View it on the web. View it in a photo viewer. If you find any difference between the different resolutions, let us know and we can try to explain it. We'd expect them to be identical because ppi is irrelevant.

D Fosse
Community Expert
Community Expert
November 7, 2018

There is nothing to update. You misunderstand how this works.

Pixels per inch (or dpi as you call it) is a print parameter, irrelevant on the web. It doesn't apply. On the web, images are displayed by pixel dimensions only - one image pixel to one screen pixel.

Which is why resolution metadata is stripped from the file in SFW/Export. It's not needed. The file doesn't have a ppi, the 72 figure only appears as a default when reopening.

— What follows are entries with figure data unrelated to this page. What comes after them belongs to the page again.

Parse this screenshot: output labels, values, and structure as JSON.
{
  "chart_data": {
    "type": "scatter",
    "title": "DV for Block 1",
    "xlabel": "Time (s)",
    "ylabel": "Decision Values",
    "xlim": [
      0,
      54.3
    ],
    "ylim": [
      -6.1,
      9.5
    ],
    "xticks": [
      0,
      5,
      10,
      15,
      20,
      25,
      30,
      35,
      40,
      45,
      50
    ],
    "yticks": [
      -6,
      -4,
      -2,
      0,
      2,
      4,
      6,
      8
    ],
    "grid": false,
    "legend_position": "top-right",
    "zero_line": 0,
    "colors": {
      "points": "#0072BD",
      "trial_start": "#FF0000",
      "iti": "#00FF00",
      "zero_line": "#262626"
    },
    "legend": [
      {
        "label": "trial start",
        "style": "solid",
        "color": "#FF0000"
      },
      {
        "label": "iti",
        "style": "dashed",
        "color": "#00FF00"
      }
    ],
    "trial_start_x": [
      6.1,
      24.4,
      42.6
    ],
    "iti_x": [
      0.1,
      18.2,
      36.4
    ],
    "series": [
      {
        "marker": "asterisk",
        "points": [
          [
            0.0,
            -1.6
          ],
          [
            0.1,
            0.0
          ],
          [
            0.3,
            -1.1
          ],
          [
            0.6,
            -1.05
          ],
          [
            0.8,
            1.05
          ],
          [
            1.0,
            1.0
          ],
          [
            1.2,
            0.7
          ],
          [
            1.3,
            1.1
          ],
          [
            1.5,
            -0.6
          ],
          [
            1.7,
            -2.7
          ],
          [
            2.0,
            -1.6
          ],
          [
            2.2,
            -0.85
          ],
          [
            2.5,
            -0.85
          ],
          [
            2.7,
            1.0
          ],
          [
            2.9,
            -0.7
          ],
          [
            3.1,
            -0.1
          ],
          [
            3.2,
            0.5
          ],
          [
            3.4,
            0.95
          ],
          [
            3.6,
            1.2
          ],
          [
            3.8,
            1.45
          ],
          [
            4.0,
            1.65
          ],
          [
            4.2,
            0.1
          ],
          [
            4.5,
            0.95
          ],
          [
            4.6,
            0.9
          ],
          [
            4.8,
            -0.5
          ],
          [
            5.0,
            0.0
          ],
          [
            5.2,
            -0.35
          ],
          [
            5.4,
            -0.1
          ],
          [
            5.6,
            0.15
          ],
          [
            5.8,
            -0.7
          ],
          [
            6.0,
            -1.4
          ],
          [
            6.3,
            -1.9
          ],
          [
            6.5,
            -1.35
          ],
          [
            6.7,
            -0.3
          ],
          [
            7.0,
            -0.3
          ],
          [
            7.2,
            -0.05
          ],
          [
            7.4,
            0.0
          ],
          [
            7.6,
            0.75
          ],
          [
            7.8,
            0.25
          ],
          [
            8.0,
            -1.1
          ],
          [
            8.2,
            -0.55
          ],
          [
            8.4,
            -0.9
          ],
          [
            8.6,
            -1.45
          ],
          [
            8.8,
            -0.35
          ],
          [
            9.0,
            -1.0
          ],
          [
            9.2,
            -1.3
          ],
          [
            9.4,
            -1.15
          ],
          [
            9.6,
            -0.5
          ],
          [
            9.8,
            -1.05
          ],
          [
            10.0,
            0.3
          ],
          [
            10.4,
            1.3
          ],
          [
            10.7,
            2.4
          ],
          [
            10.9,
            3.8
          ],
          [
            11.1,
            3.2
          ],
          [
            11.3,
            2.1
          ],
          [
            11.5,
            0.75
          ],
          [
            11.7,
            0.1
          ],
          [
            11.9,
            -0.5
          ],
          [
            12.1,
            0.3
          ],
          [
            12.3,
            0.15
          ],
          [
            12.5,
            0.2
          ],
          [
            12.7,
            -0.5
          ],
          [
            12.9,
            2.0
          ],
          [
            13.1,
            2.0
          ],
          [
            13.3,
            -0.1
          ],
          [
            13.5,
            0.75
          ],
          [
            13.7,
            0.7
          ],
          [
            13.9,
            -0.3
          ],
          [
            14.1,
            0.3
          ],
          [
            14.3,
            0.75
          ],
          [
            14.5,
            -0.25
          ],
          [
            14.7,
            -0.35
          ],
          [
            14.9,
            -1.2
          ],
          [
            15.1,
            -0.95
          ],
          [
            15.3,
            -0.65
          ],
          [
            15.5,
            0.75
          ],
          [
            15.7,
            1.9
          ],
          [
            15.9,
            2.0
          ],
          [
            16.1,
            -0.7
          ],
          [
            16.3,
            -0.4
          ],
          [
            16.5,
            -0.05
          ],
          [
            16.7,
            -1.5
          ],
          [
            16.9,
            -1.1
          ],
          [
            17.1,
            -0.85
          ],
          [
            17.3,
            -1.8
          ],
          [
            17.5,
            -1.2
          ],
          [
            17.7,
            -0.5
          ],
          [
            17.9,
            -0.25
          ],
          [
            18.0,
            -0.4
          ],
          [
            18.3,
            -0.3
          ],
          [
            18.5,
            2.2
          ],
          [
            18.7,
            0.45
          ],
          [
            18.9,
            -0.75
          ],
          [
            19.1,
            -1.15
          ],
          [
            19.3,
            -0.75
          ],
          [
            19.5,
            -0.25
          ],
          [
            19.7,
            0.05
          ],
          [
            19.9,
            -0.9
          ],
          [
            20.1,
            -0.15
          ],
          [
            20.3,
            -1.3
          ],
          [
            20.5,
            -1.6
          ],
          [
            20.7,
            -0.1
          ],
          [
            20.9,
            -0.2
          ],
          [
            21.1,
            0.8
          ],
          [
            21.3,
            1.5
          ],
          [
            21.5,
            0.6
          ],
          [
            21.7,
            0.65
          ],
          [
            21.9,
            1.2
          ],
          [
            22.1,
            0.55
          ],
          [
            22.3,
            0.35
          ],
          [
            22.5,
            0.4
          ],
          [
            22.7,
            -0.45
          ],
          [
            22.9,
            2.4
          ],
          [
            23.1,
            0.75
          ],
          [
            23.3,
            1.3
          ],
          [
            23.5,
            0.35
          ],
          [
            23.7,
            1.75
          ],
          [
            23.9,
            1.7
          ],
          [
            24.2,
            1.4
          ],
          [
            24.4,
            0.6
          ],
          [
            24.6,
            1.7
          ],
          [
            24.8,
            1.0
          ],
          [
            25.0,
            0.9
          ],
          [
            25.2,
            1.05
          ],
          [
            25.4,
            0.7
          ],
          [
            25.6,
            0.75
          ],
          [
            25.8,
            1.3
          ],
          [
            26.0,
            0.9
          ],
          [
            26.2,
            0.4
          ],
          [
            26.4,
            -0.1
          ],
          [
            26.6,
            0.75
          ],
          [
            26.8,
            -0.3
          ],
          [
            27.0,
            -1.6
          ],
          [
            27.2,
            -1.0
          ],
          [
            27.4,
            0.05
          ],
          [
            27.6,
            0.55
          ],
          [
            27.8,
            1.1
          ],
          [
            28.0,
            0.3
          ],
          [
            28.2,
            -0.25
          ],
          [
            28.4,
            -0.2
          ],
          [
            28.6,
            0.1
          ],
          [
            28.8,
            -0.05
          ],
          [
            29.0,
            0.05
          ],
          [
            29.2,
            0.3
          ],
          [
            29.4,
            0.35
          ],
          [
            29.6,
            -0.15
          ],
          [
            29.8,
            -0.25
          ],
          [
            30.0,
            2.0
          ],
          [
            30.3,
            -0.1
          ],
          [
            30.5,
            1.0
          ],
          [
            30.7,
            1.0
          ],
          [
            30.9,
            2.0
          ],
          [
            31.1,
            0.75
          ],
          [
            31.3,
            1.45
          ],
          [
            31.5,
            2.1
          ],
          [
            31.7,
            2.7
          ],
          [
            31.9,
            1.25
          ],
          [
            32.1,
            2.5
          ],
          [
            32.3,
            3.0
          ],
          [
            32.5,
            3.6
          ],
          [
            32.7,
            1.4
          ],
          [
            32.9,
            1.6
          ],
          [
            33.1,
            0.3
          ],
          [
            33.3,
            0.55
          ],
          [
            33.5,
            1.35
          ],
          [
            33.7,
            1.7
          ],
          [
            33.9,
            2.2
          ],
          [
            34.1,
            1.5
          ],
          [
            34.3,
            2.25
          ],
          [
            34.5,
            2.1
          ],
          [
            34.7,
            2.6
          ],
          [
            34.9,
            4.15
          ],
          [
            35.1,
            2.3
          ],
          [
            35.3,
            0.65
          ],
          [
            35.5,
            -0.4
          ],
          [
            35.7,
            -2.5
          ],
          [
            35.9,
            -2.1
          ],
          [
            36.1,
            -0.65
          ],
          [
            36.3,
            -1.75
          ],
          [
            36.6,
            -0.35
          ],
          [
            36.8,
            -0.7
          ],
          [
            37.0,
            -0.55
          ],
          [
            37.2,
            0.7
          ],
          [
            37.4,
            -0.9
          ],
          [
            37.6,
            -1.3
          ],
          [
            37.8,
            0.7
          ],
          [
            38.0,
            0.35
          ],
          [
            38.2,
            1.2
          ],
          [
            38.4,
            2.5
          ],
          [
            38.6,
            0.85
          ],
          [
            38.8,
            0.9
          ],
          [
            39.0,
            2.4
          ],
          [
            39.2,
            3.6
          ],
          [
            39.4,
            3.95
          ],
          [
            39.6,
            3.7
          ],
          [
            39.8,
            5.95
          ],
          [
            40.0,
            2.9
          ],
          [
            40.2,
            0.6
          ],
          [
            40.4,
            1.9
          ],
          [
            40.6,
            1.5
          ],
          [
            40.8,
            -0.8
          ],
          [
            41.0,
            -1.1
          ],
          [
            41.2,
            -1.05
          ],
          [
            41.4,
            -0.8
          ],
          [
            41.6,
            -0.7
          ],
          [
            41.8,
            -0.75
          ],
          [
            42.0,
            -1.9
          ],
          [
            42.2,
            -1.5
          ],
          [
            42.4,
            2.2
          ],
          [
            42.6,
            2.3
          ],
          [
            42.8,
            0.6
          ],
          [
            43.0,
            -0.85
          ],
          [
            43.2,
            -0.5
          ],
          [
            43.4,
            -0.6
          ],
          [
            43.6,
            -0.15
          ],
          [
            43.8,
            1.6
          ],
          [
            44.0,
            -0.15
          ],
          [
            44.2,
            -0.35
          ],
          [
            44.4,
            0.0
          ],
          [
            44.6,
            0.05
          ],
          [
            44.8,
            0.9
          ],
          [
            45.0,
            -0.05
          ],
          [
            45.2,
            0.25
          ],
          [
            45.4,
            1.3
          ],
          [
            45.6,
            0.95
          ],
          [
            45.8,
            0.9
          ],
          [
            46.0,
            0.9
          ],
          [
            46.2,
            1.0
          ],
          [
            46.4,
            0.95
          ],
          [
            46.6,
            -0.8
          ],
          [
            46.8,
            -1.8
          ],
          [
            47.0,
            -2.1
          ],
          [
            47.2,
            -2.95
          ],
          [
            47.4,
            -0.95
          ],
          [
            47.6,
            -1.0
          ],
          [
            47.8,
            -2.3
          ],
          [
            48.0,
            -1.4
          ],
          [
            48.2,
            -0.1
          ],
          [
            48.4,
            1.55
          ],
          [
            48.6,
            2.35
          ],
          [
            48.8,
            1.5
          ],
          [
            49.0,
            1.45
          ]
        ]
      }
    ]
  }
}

What confuses a lot of people is the scaling that web browsers do when a high-resolution display is detected. Then they use four screen pixels to represent one image pixel. This is the same as Photoshop View > 200%.

The reason this is done is so that images display at roughly the same physical size on screen as people are used to from traditional displays. It's just a hack and a workaround. Photoshop can't do that, it has to be accurate.

shiva108
Participating Frequently
November 9, 2018

Ok, but then, how do you explain that Apple says that their Retina screens are 220 dpi (since 2013, 227 dpi previously)  ?

Source: Using a Retina display - Apple Support

Legend
November 9, 2018

Screens have always had a resolution. So what? This has nothing to do with ppi (resolution) values in an image. This exists to size for printing. Screen displays are designed in pixels, not inches.